Research & Papers

Knowledge graphs help small LLMs but hurt large ones in zero-shot classification

Adding per-article knowledge graphs boosts small LLMs but backfires on large ones by 5x cost.

Deep Dive

Shahana Akter and colleagues propose a zero-shot multi-label topic classification framework that operates without labeled training data. The base framework includes four variants: article-only classification, keyword-enhanced classification, and self-consistency decoding variants of both. They then augment each variant with a per-article knowledge graph extracted via a KGGen-like pipeline of subject-predicate-object triples. This yields eight methods (four base, four graph-augmented) tested across 15 large language models (LLMs) and eight multi-label datasets from different domains.

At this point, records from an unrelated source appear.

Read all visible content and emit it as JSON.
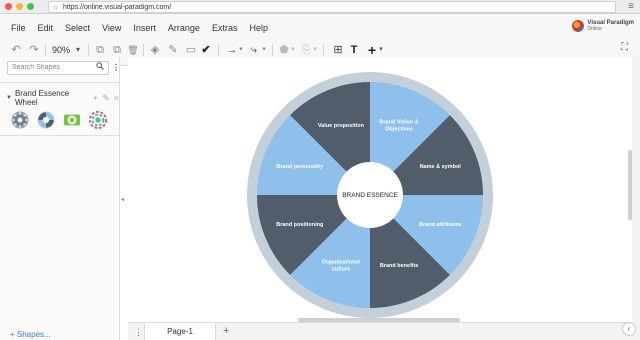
{
  "browser": {
    "url": "https://online.visual-paradigm.com/",
    "url_icon": "page-icon",
    "menu_icon": "≡"
  },
  "menu": [
    "File",
    "Edit",
    "Select",
    "View",
    "Insert",
    "Arrange",
    "Extras",
    "Help"
  ],
  "brand": {
    "name": "Visual Paradigm",
    "sub": "Online"
  },
  "toolbar": {
    "undo": "↶",
    "redo": "↷",
    "zoom": "90%",
    "zoom_caret": "▾",
    "to_front": "⧉",
    "to_back": "⧉",
    "delete": "🗑",
    "fill": "◈",
    "line_color": "✎",
    "shadow": "▭",
    "format_painter": "✔",
    "connector": "→",
    "connector_caret": "▾",
    "waypoint": "⤷",
    "waypoint_caret": "▾",
    "style1": "⬟",
    "style1_caret": "▾",
    "style2": "⎘",
    "style2_caret": "▾",
    "grid": "⊞",
    "text": "T",
    "insert": "+",
    "insert_caret": "▾",
    "fit": "⛶"
  },
  "sidebar": {
    "search_placeholder": "Search Shapes",
    "search_icon": "🔍",
    "kebab": "⋮",
    "panel_caret": "▼",
    "panel_title": "Brand Essence Wheel",
    "panel_add": "+",
    "panel_edit": "✎",
    "panel_close": "×",
    "more_shapes": "+ Shapes..."
  },
  "canvas": {
    "collapse_handle": "◂",
    "wheel": {
      "center": "BRAND ESSENCE",
      "segments": [
        {
          "lines": [
            "Brand Vision &",
            "Objectives"
          ],
          "color": "#8fc0ec"
        },
        {
          "lines": [
            "Name & symbol"
          ],
          "color": "#525d6c"
        },
        {
          "lines": [
            "Brand attributes"
          ],
          "color": "#8fc0ec"
        },
        {
          "lines": [
            "Brand benefits"
          ],
          "color": "#525d6c"
        },
        {
          "lines": [
            "Organizational",
            "culture"
          ],
          "color": "#8fc0ec"
        },
        {
          "lines": [
            "Brand positioning"
          ],
          "color": "#525d6c"
        },
        {
          "lines": [
            "Brand personality"
          ],
          "color": "#8fc0ec"
        },
        {
          "lines": [
            "Value proposition"
          ],
          "color": "#525d6c"
        }
      ],
      "ring_color": "#c3d0da"
    }
  },
  "pagebar": {
    "menu": "⋮",
    "page_tab": "Page-1",
    "add_page": "+"
  },
  "right_panel": {
    "collapse": "‹"
  }
}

Results reveal a clear divide: keyword-enhanced classification (AK) performed best among base methods, with six of 15 LLMs surpassing a sentence-encoder baseline. However, graph augmentation had opposite effects on model sizes—it improved small models but hurt large models, indicating that larger LLMs already encode sufficient relational knowledge from pretraining. Self-consistency decoding consistently failed to boost performance while increasing computational cost roughly fivefold. The study provides practical guidance for when to invest in knowledge graph augmentation for zero-shot classification.

Key Points
  • Framework uses four base variants (article-only, keyword-enhanced, plus self-consistency variants) and four KG-augmented versions.
  • Graph augmentation improves small LLMs but degrades large ones, as large models already possess relational knowledge.
  • Self-consistency decoding adds 5x compute cost with zero performance gain across all experiments.

Why It Matters

Zero-shot classification is vital for rapid NLP deployment; this study shows when to use knowledge graphs based on model size.